Silversun Pickups have sold over 1 million records worldwide. Their first EP, Pikul, was released in 2005. While it hinted at great things to come, no one was quite prepared for the explosion of the band’s debut LP, Carnavas. Released in 2006, the record peaked at #81 on the Billboard Top 200 and was the #1 Alternative and Independent record for four consecutive weeks. The fantastic single, “Lazy Eye,” peaked at #4 at Modern Rock. In 2009, SSPU followed up with the equally powerful Swoon. That record debuted at #7 on the Billboard Top 200 and was in that chart for over 22 weeks on the strength of the #1 Modern Rock smash, “Panic Switch.” On November 25, 2011, they released the limited edition Seasick 10” to support independent retail.
Silversun Pickups came of age in Los Angeles’ multicultural, bohemian enclave, Silver Lake, where the members learned to overcome their fears through playing in the organic network of clubs and bars that birthed Beck and Elliott Smith.
“When we were starting out, we were too shy to turn up the volume. Now we’re not afraid to get loud,” Aubert says. “I used to be nervous to go to the mic, now I swallow it.”
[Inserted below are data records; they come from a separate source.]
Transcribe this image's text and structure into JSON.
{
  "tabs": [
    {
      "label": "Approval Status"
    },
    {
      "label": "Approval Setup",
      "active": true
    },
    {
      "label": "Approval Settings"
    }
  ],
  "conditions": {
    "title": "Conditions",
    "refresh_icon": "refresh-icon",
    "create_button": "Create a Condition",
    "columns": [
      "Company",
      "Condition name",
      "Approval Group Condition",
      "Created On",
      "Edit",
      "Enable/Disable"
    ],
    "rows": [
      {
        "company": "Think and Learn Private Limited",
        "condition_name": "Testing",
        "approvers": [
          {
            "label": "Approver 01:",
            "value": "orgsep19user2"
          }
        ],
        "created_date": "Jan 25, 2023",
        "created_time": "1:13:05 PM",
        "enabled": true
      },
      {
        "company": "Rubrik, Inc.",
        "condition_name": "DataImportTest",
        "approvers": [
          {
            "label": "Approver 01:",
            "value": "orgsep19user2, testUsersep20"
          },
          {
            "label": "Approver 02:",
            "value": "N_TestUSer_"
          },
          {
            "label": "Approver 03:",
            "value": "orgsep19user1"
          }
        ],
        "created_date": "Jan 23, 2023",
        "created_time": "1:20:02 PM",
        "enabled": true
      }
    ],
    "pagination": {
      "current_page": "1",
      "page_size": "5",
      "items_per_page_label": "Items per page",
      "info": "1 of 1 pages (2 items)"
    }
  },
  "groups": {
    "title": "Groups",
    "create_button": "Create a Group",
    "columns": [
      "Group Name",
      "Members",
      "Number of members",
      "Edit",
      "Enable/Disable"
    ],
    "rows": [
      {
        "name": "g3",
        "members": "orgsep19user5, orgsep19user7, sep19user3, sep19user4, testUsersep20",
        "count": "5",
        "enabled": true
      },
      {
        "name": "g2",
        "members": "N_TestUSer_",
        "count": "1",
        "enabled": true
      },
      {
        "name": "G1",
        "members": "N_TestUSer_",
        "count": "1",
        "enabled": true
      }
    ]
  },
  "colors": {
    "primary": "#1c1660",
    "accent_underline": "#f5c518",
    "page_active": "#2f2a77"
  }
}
As Carnavas snowballed into an avalanche of critical praise, landed them on the Billboard charts and gained recognition from nose-turning indie rockers and mainstream pop lovers alike, frontman Aubert slowly realized that Silversun Pickups’ musical landscape was changing too. “We were landing on charts in countries I’d never been too, like Chile and all over South America. Things were changing fast.”
After two-plus years of touring, the band returned home to a different place than they had left. “It was a dark time when we got back. We had to water the relationships that we had neglected over those two years, and I think this darkness came out on our second record,” Aubert says.